Member of the Jefferson County Commission from the 2nd district
- Incumbent
- Assumed office November 13, 2018
- Preceded by: Sandra Little Brown

Personal details
- Born: April 8, 1961 (age 64)
- Party: Democratic

= Sheila Tyson =

American politician

Sheila Tyson (born March 8, 1961) is an American politician who has served on the Jefferson County, Alabama, Commission since 2018. She is a member of the Alabama Democratic Party

==Political career==
===Birmingham City Council===
Tyson was first elected to the Birmingham City Council as a representative for district six and began her term in 2008. She left office in 2018 after her election to the Jefferson County Commission.

===Jefferson County Commission===
Tyson first announced that she was running for the Jefferson County Commission in 2018. She ran against incumbent commissioner Sandra Little Brown in the Democratic primary.
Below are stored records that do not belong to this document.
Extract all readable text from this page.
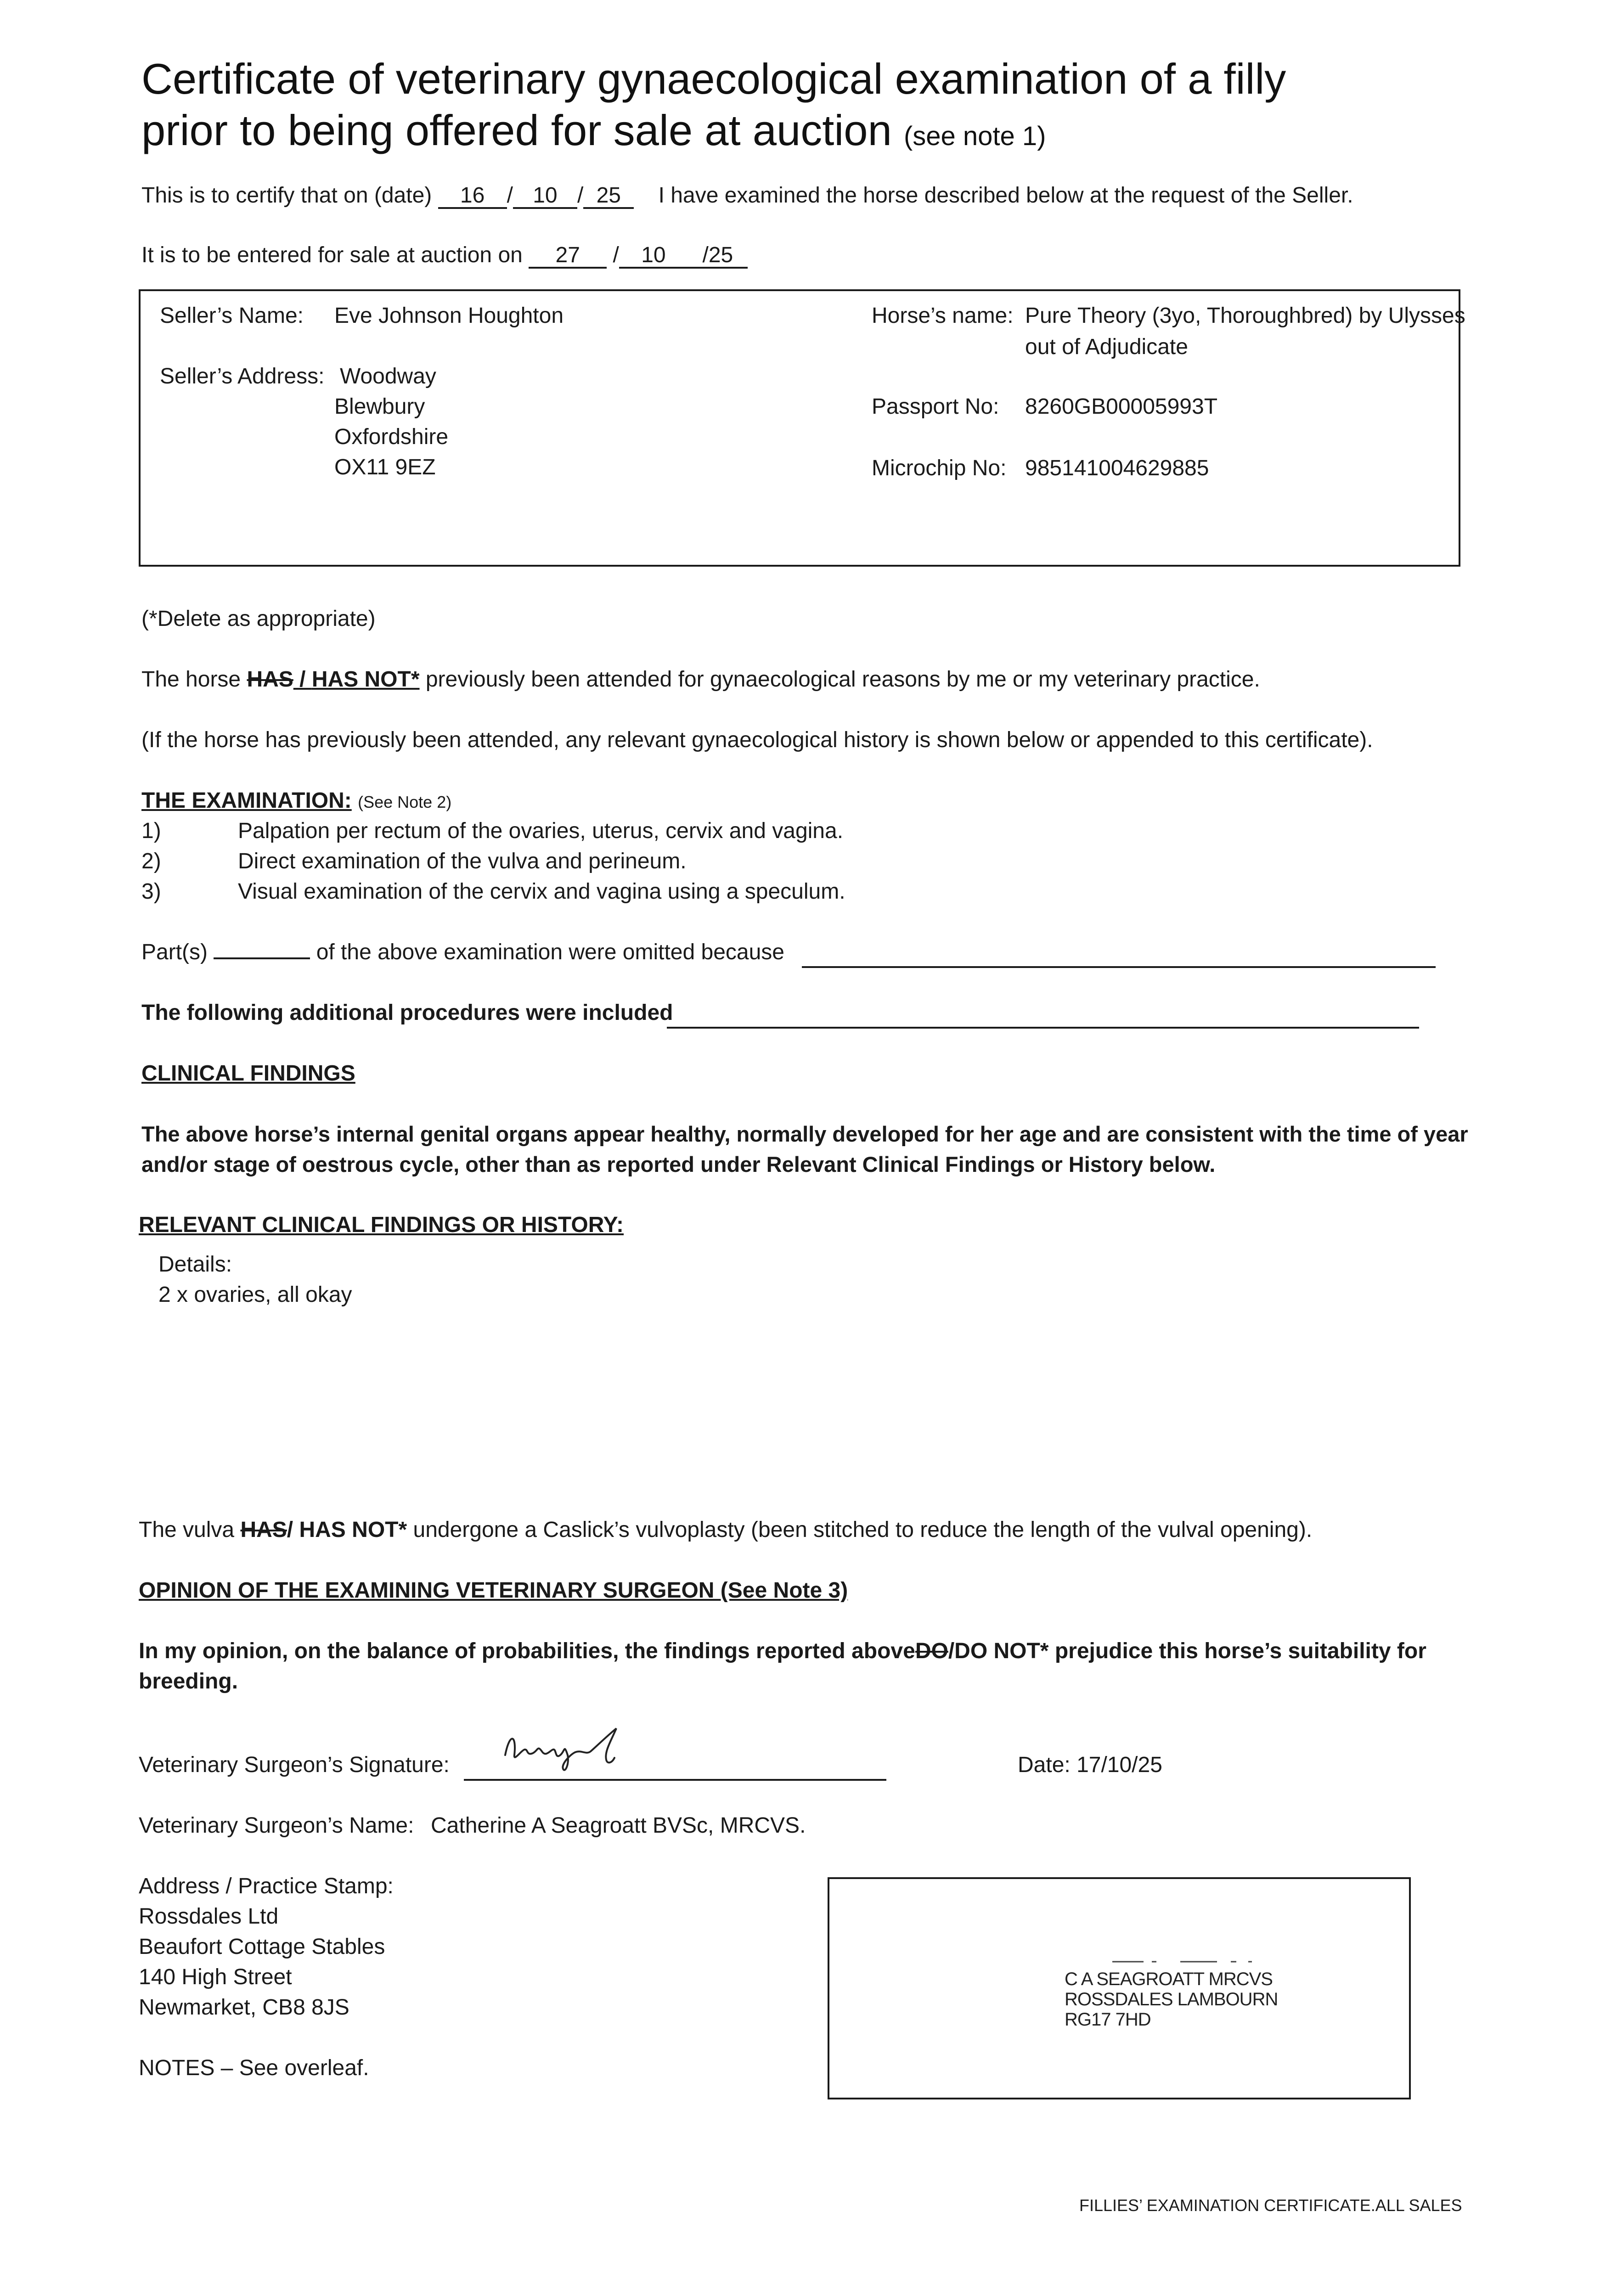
Certificate of veterinary gynaecological examination of a filly
prior to being offered for sale at auction (see note 1)
This is to certify that on (date) 16 / 10 / 25 I have examined the horse described below at the request of the Seller.
It is to be entered for sale at auction on 27 / 10 /25
Seller’s Name: Eve Johnson Houghton
Seller’s Address: Woodway
Blewbury
Oxfordshire
OX11 9EZ
Horse’s name: Pure Theory (3yo, Thoroughbred) by Ulysses
out of Adjudicate
Passport No: 8260GB00005993T
Microchip No: 985141004629885
(*Delete as appropriate)
The horse HAS / HAS NOT* previously been attended for gynaecological reasons by me or my veterinary practice.
(If the horse has previously been attended, any relevant gynaecological history is shown below or appended to this certificate).
THE EXAMINATION: (See Note 2)
1)	Palpation per rectum of the ovaries, uterus, cervix and vagina.
2)	Direct examination of the vulva and perineum.
3)	Visual examination of the cervix and vagina using a speculum.
Part(s)	of the above examination were omitted because
The following additional procedures were included
CLINICAL FINDINGS
The above horse’s internal genital organs appear healthy, normally developed for her age and are consistent with the time of year
and/or stage of oestrous cycle, other than as reported under Relevant Clinical Findings or History below.
RELEVANT CLINICAL FINDINGS OR HISTORY:
Details:
2 x ovaries, all okay
The vulva HAS/ HAS NOT* undergone a Caslick’s vulvoplasty (been stitched to reduce the length of the vulval opening).
OPINION OF THE EXAMINING VETERINARY SURGEON (See Note 3)
In my opinion, on the balance of probabilities, the findings reported aboveDO/DO NOT* prejudice this horse’s suitability for
breeding.
Veterinary Surgeon’s Signature:	Date: 17/10/25
Veterinary Surgeon’s Name: Catherine A Seagroatt BVSc, MRCVS.
Address / Practice Stamp:
Rossdales Ltd
Beaufort Cottage Stables
140 High Street
Newmarket, CB8 8JS
C A SEAGROATT MRCVS
ROSSDALES LAMBOURN
RG17 7HD
NOTES – See overleaf.
FILLIES’ EXAMINATION CERTIFICATE.ALL SALES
On June 5, she advanced to a primary runoff election after no candidate received a majority of the vote. On July 17, she defeated Brown with 52% of the vote, becoming the Democratic nominee. She won the general election unopposed.

She spoke on the importance of all individuals participating in the 2020 United States census.

After state representative Juandalynn Givan blamed mayor Randall Woodfin and Birmingham police for rising crime, Tyson responded by stating, "police do not stop folks from killing from each other!"

===2024 U.S. House campaign===

In October 2023, Tyson announced her campaign to represent Alabama's 2nd congressional district in the United States House of Representatives. She did not appear on the primary election ballot.

==Political positions==
Tyson criticized the Birmingham Water Works board in 2024, stating that they failed to adequately answer questions from the public when considering a rate hike.
===Endorsements===
She supported Randall Woodfin in his re-election to a third term as mayor of Birmingham in 2025.